Wednesday, June 09, 2010

Web Content

Hello Rejecter,

I just found your blog today and am hoping you can answer a question that I have been trying to find an answer to for a while. I've heard many writers mention recently that they have been asked by agents and publishers to have a blog and an established web presence before submitting for publication. I assume this is because you then have a pool of people who are already interested in your book.

My question is where does the line fall between developing a web presence and self publishing? Could having a blog and posting some of your work end up hurting a writer's chances of publishing their first book?

Harlan Ellison is very against this, but publishing today involves giving away a lot of things for free. He went on about this for five minutes or so in the documentary on him, Dreams with Sharp Teeth, but Harlan lives in a world of his own - specifically, the world of a well-published, extremely well-established and respected sci-fi writer who can demand money for things the rest of us give away for free.

Aside from Harlan's rant, I've never heard anything bad about publishing online first. I did it, and even kept the stuff up when it was published. I have heard a lot of great things about web presence, so that's something you should get behind. Web presence. Media presence. Facebook. Other words that sound important and justify blowing an afternoon on Facebook instead of getting work done. Hopefully my Farmville friends will start buying my books soon.

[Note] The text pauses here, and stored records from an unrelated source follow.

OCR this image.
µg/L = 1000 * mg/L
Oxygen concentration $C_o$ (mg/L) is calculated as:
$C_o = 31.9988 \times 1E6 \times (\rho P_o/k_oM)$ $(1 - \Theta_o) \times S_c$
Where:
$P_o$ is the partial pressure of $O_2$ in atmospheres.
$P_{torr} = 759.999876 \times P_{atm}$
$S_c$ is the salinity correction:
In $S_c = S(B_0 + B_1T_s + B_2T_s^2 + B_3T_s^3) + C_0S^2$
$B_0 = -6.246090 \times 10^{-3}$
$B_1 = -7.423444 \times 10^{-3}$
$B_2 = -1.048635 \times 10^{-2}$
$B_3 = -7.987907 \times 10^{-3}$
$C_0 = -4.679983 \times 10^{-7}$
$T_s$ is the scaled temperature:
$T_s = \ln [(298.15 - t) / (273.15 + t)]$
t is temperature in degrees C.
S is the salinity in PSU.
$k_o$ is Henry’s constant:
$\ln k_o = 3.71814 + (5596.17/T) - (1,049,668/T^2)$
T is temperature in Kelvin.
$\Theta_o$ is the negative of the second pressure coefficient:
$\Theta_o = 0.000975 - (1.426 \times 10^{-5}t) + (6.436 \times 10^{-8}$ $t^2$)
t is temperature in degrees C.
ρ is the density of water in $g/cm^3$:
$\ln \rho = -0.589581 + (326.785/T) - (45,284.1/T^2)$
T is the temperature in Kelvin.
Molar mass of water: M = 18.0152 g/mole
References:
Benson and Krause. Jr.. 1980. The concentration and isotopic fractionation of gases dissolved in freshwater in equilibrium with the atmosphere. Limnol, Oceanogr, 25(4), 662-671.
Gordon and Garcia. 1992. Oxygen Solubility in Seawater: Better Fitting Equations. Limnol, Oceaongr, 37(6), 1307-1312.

The only problem that comes along is when you sell the book to a publisher. The publisher then has the right, if they've bought digital rights, to ask you to take down you content. See, they own it. That's what you sold them - the right to copy and distribute your own work - and that's why they gave you money. Until the contract lapses, it has to stay down so that they can distribute it for a profit instead. My experience with publishers, though, is that they're not necessarily strict on enforcing this, depending on the publisher and the nature of the content. And the fact that some people plain old don't like to read books on computers.